Zheshang Securities: What do you think of the recent counterintuitive rise in shipping prices?

Zhitong Finance ·  May 12 23:47

Recently, shipping companies' price increases have been supported by many factors: supply chains are tight due to the protracted Red Sea conflict; the demand-side margins are improving; in addition, the US line has entered a critical period of signing contracts with the Changxie Association, and shipping companies are motivated to increase prices.

The Zhitong Finance App learned that recently, the price increase sentiment of shipping companies was supported by many factors: the protracted conflict in the Red Sea led to tight supply chains. On the one hand, ship detours led to an increase in distance, effectively increasing the demand for capacity in the sea and absorbing existing capacity; on the other hand, the decline in ship turnover efficiency has led to tight port container turnover, further exacerbating supply chain tension. The demand side is marginally improving. On the one hand, macroeconomic data in Europe and the US improved marginally. On the other hand, due to longer transit times due to detours, compounded expectations of rising freight rates during the peak season, shippers prepared goods ahead of schedule. Furthermore, the US line has entered a critical period of signing the Changxie contract, and shipping companies are motivated to increase prices.

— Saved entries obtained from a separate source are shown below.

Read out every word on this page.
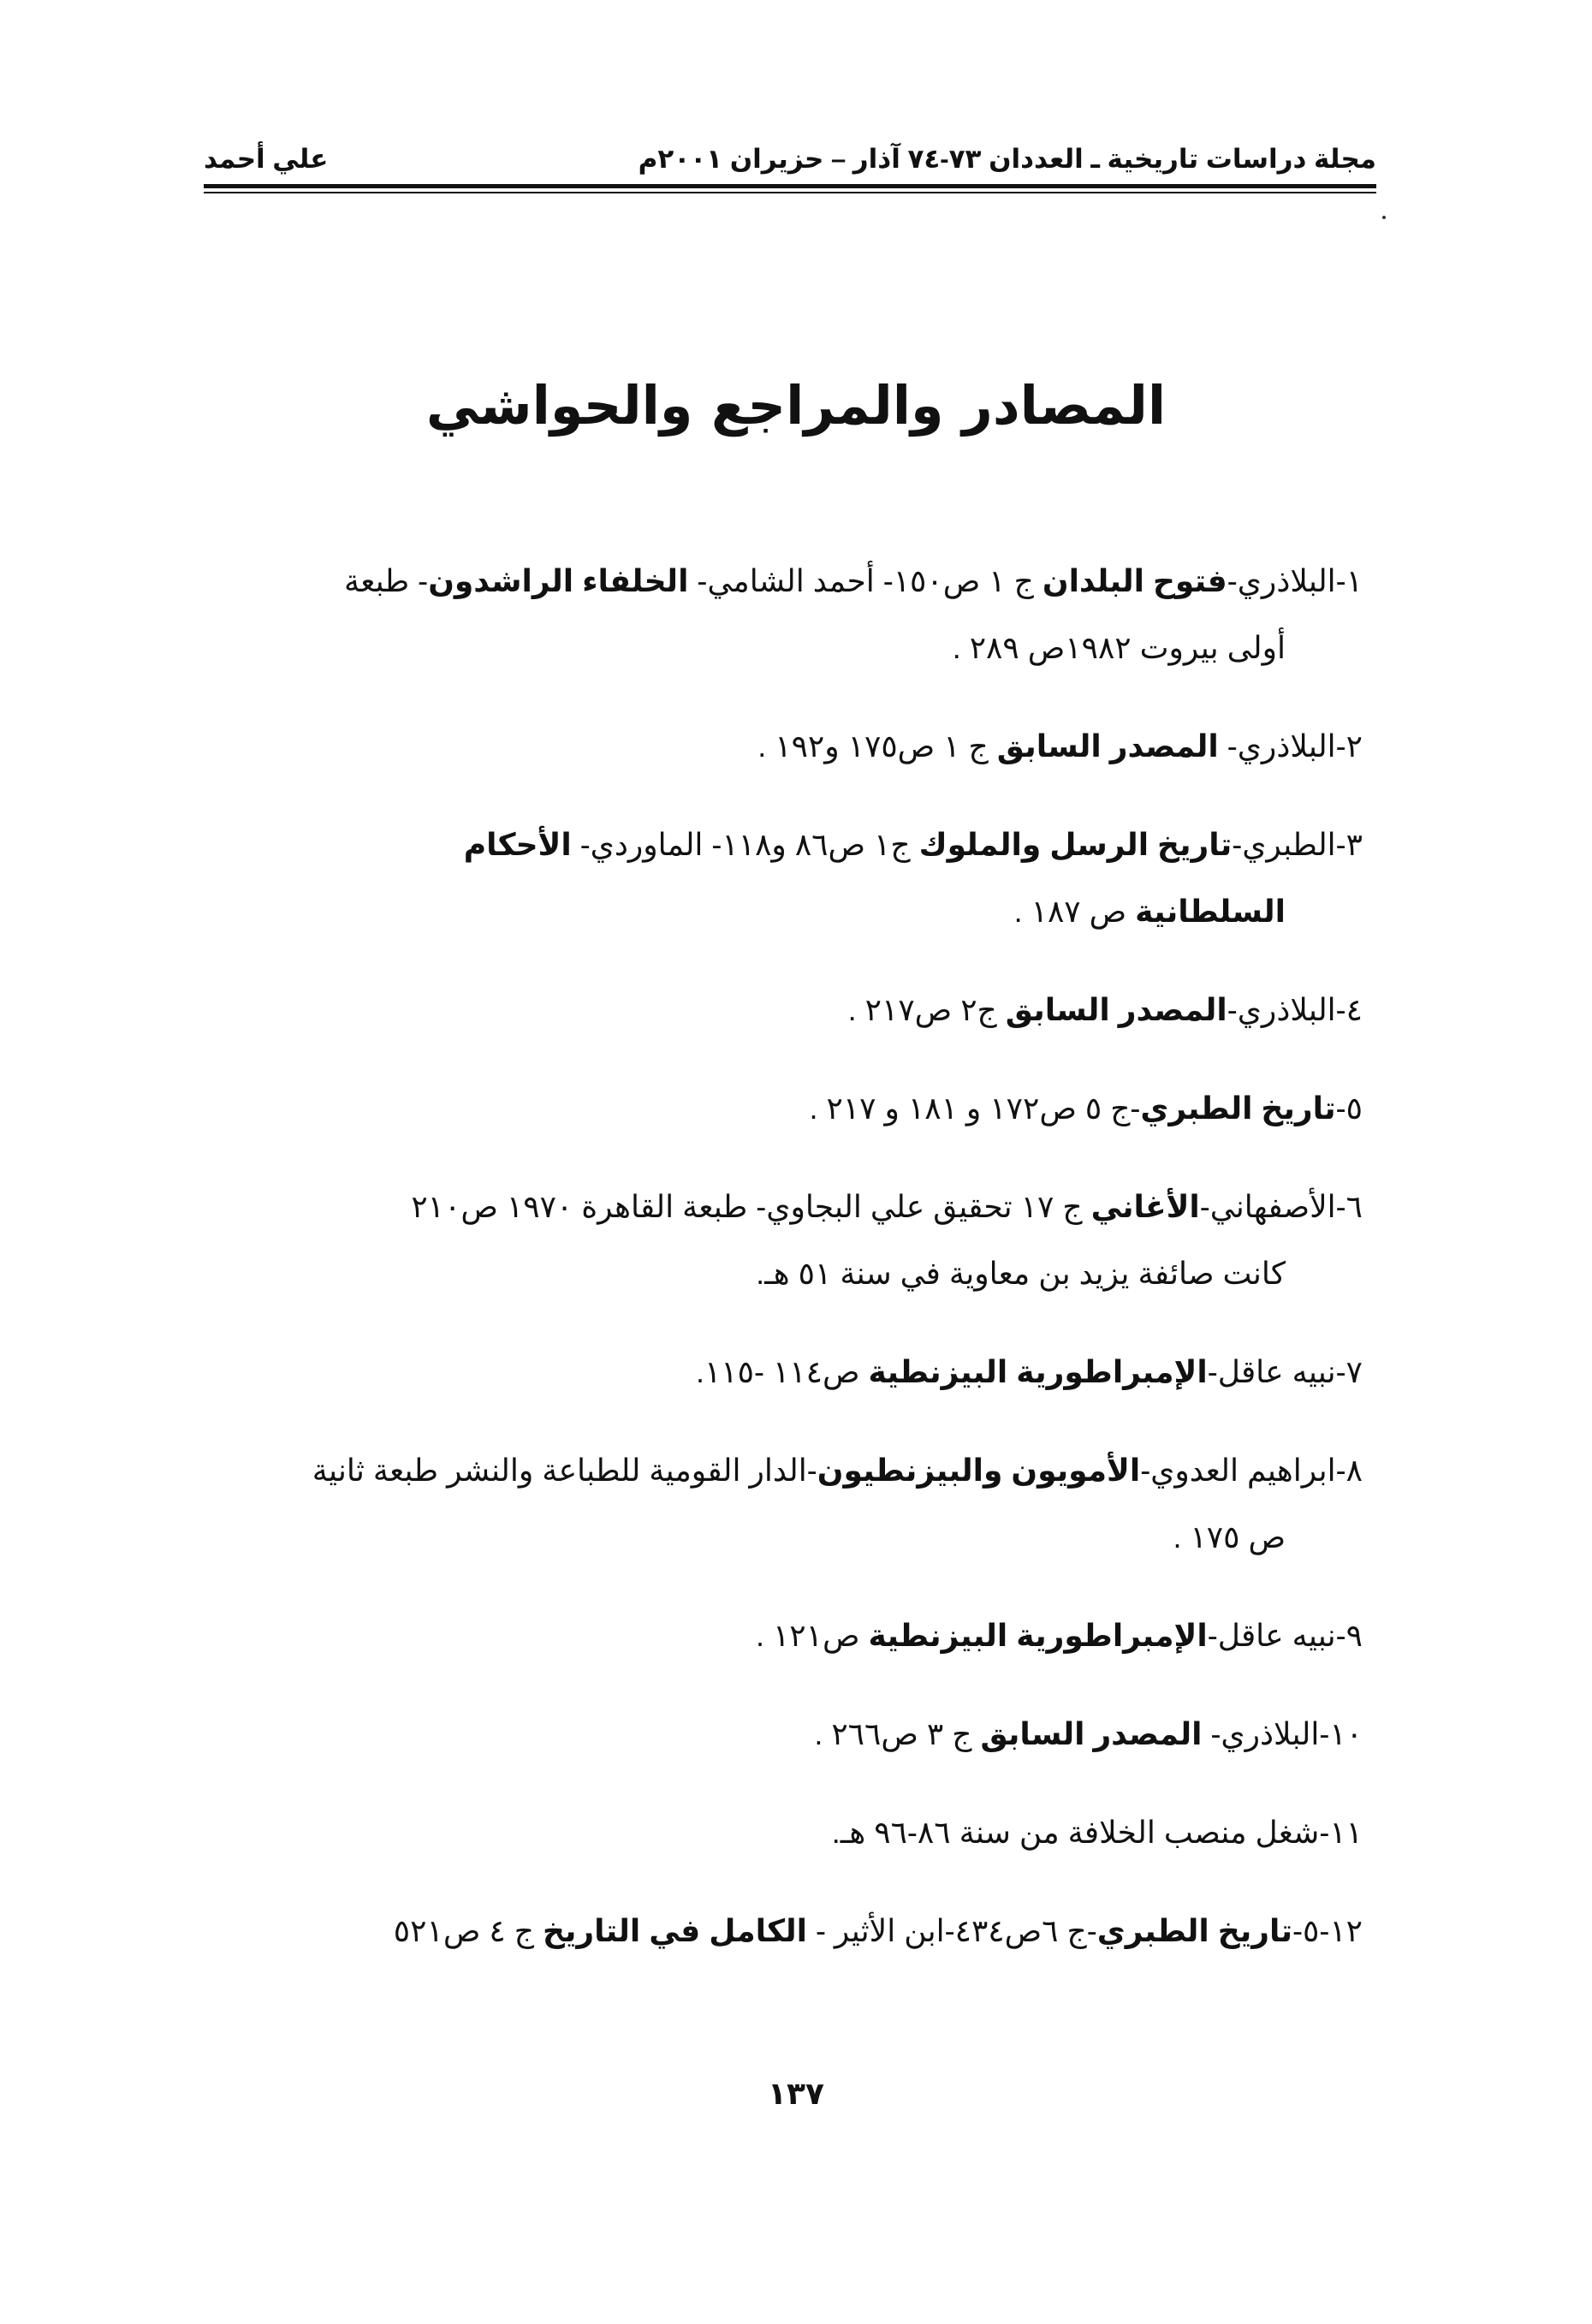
مجلة دراسات تاريخية ـ العددان ٧٣-٧٤ آذار – حزيران ٢٠٠١م
علي أحمد
المصادر والمراجع والحواشي

١-البلاذري-فتوح البلدان ج ١ ص١٥٠- أحمد الشامي- الخلفاء الراشدون- طبعة
أولى بيروت ١٩٨٢ص ٢٨٩ .

٢-البلاذري- المصدر السابق ج ١ ص١٧٥ و١٩٢ .

٣-الطبري-تاريخ الرسل والملوك ج١ ص٨٦ و١١٨- الماوردي- الأحكام
السلطانية ص ١٨٧ .

٤-البلاذري-المصدر السابق ج٢ ص٢١٧ .

٥-تاريخ الطبري-ج ٥ ص١٧٢ و ١٨١ و ٢١٧ .

٦-الأصفهاني-الأغاني ج ١٧ تحقيق علي البجاوي- طبعة القاهرة ١٩٧٠ ص٢١٠
كانت صائفة يزيد بن معاوية في سنة ٥١ هـ.

٧-نبيه عاقل-الإمبراطورية البيزنطية ص١١٤ -١١٥.

٨-ابراهيم العدوي-الأمويون والبيزنطيون-الدار القومية للطباعة والنشر طبعة ثانية
ص ١٧٥ .

٩-نبيه عاقل-الإمبراطورية البيزنطية ص١٢١ .

١٠-البلاذري- المصدر السابق ج ٣ ص٢٦٦ .

١١-شغل منصب الخلافة من سنة ٨٦-٩٦ هـ.

١٢-٥-تاريخ الطبري-ج ٦ص٤٣٤-ابن الأثير - الكامل في التاريخ ج ٤ ص٥٢١

١٣٧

Related targets: As supply and demand relationships improve, the shipping sector is profitable or gradually recovering. It is recommended to focus on COSCO Marine Control (601919.SH,01919), Haifeng International (01308), Oriental Overseas International (00316), Zhonggu Logistics (603565.SH), etc.

The main views of Zheshang Securities are as follows:

Container ships have entered the centralized delivery period, but the increase in delivery of 17000+ TEU, the main ship type in the Far East - Europe is limited

Container ship stock market supply situation: Since 2022, container ship orders have grown rapidly. As of April 2024, the global stock of container ships is about 6,239, with a total capacity of about 285.49 million TEU, and about 749 ships in hand, with a total capacity of about 6.347 million TEU, accounting for about 22% of order capacity.

Expected delivery of order capacity: Since 2023, container ships have been delivered one after another. According to Clarksons data, delivery capacity is expected to account for 8.3%, 6.8%, 3.9%, and 2.6% of the current capacity from 2024 to 2027, respectively. 2024-2025 is the centralized delivery period for order capacity. By ship type, the 17000+ TEU ship on the main route will account for about 6.0% of the delivery capacity in 2024, and delivery capacity is relatively limited.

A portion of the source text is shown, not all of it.